Hayes missed the final portion of training camp due to a high ankle sprain suffered near August 15th. Though he likely wasn’t healthy enough to play at Texas, his field absence was also, apparently, scheme related.
“We were in Nickel (personnel) quite a bit,” said Kelly of the defensive game plan in the opening defeat. “We want to be in a lot more Base. That brings in Jay and Daelin Hayes. Te’von Coney, guys like Asmar Bilal. There’s four guys right there that you’ll see on the field that got virtually no playing time.
“On offense you’ll see more Corey Holmes because Torii hasn’t practiced all week and we won’t know his status until after (Friday),” Kelly continued. “Holmes and KJ (Stepherson) are two guys on the offensive side at the X position.”
THE COMFORTS OF HOME
Last Sunday’s prime time kickoff in Austin proved to be a ratings bonanza. It also proved challenging for the road team due to a subsequent overnight flight, a resulting lost day of practice, and the need for rest and recovery.
Oh, and the campus’s time machine. You know, back to the days of window fans and the lack of central air conditioning.
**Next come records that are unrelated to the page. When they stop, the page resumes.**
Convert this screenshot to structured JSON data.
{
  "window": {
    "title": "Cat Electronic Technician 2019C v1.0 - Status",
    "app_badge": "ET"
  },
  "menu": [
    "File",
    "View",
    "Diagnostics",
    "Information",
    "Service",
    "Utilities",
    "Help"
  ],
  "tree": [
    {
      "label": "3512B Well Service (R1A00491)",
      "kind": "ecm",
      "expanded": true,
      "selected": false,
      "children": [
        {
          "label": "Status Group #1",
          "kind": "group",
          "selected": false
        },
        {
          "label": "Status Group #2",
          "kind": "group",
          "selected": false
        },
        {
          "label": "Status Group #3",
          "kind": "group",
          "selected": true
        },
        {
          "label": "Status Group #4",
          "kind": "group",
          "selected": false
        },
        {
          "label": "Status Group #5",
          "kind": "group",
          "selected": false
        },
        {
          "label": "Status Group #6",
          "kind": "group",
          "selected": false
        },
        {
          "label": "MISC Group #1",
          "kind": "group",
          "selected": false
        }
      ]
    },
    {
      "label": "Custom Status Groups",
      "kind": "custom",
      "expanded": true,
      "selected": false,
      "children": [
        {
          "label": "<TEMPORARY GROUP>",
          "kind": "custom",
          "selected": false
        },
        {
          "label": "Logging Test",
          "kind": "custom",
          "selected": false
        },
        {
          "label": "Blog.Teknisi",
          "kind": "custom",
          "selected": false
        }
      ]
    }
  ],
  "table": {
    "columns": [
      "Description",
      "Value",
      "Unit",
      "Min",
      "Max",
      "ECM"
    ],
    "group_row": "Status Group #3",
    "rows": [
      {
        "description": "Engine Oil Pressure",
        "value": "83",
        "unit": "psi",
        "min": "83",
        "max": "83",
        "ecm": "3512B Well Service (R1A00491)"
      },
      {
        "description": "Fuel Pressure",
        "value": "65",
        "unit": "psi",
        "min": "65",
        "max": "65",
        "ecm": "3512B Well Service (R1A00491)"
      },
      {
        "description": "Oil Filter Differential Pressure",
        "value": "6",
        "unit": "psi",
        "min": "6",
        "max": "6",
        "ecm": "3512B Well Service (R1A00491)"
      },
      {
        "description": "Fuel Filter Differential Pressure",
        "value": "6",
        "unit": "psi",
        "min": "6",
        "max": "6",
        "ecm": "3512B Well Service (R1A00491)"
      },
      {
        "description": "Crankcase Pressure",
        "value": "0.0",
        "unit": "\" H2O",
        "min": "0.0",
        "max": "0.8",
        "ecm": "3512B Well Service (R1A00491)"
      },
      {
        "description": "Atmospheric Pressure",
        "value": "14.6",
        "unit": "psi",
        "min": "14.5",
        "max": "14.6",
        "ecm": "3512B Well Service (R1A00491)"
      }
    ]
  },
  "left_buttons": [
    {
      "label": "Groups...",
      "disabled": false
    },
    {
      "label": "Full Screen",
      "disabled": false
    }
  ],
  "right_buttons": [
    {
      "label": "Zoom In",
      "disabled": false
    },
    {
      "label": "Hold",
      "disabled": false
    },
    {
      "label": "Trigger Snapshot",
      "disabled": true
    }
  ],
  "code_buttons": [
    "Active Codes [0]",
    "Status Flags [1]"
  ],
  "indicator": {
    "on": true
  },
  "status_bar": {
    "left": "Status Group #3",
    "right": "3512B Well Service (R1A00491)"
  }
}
“Some didn’t sleep quite as well in our non air-conditioned dorms last night,” Kelly referenced when discussing his squad’s recovery efforts.
Questioned about his comment by a Notre Dame alumnus who shall remain nameless (hint: he’s older than me, and certainly didn’t encounter a lot of central air in university structures during the early 1980s), Kelly responded:
“Oh did you think that all the dorms here at Notre Dame (had air conditioning) – did you forget? How quickly we forget!
“We had some guys, it was hot (Wednesday) and humid. Some guys didn’t get a lot of sleep because it was pretty sticky on campus.”